Szymanowski’s Mythes is structured as three contrasting mini tone poems inspired by Greek myth. Heavily influenced by impressionistic tonal washes, the piece then rises into gushing, romantic waves of melody that verge on schmaltz. The virtuosic parts have made it a recital favorite, and Josefowicz and Novacek gave full voice to the romanticism while allowing the quieter passages an aura of the poetic.

After Arvo Pärt, Tüür is probably Estonia’s best-known composer. His career made an interesting shift when he went from performing as a rock ’n’ roller to working as a post-minimalist composer. The lengthy opening of his Conversio seems like a jaunty piece of rather traditional minimalist patterning built on an accented pulse, influenced as much by the Beatles as by the minimalist religiosity of Pärt.

Then, like a marriage that’s hit the skids, the violin and piano begin to argue in ever-increasing slashing staccato attacks that almost cause blood to flow. Josefowicz and Novacek clearly took delight in leading their audience down a romantic garden path that turns into a battle to the death.

Like a good fireworks display, everything built to a grand finale, in this case Stravinsky’s Divertimento, collaged from his ballet The Fairy’s Kiss, based on a story by Hans Christian Andersen.

Conceived as an homage to Tchaikovsky, the work pulses with energy and bravado, passages and exchanges between the keyboard and violin echoing songs and piano pieces from Tchaikovsky’s playlist.
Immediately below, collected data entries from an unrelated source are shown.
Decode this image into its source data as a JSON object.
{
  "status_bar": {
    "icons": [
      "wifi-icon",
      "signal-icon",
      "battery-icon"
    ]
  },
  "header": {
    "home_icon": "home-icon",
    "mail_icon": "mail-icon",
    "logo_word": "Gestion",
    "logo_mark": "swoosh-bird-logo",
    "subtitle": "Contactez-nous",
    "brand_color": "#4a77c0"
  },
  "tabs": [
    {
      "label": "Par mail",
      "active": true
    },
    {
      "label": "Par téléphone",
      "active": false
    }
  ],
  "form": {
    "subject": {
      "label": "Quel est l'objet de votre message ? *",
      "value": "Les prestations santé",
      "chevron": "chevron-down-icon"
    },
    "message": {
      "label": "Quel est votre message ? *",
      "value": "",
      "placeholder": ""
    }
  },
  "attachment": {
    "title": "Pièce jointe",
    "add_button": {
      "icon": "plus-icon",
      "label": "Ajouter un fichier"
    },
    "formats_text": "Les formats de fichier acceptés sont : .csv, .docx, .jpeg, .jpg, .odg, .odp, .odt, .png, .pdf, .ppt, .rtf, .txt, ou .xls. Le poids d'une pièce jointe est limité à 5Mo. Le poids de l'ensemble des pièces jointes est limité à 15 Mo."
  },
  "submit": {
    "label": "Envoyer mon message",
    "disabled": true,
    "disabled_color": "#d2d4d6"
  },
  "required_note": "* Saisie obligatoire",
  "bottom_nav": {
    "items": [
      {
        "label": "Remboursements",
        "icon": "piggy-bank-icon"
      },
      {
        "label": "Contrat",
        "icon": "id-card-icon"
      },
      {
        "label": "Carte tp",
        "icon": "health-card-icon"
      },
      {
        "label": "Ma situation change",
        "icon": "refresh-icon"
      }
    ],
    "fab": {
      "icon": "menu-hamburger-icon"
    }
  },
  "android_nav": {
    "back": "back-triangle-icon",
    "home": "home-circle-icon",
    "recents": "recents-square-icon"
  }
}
Stravinsky’s personality and vocabulary are unmistakable, however, particularly in the opening Sinfonia, whose spirit evokes the joyous chaos of “The Shrovetide Fair” from Petrushka.

The piece allowed Josefowicz and Novacek the chance to pull out all the stops they’d held in reserve in a flurry of full-force virtuosity that rose to a pyrotechnical conclusion.

Any hope for a surprising encore gave way to a sentimental transcription of Charlie Chaplin’s “Smile.”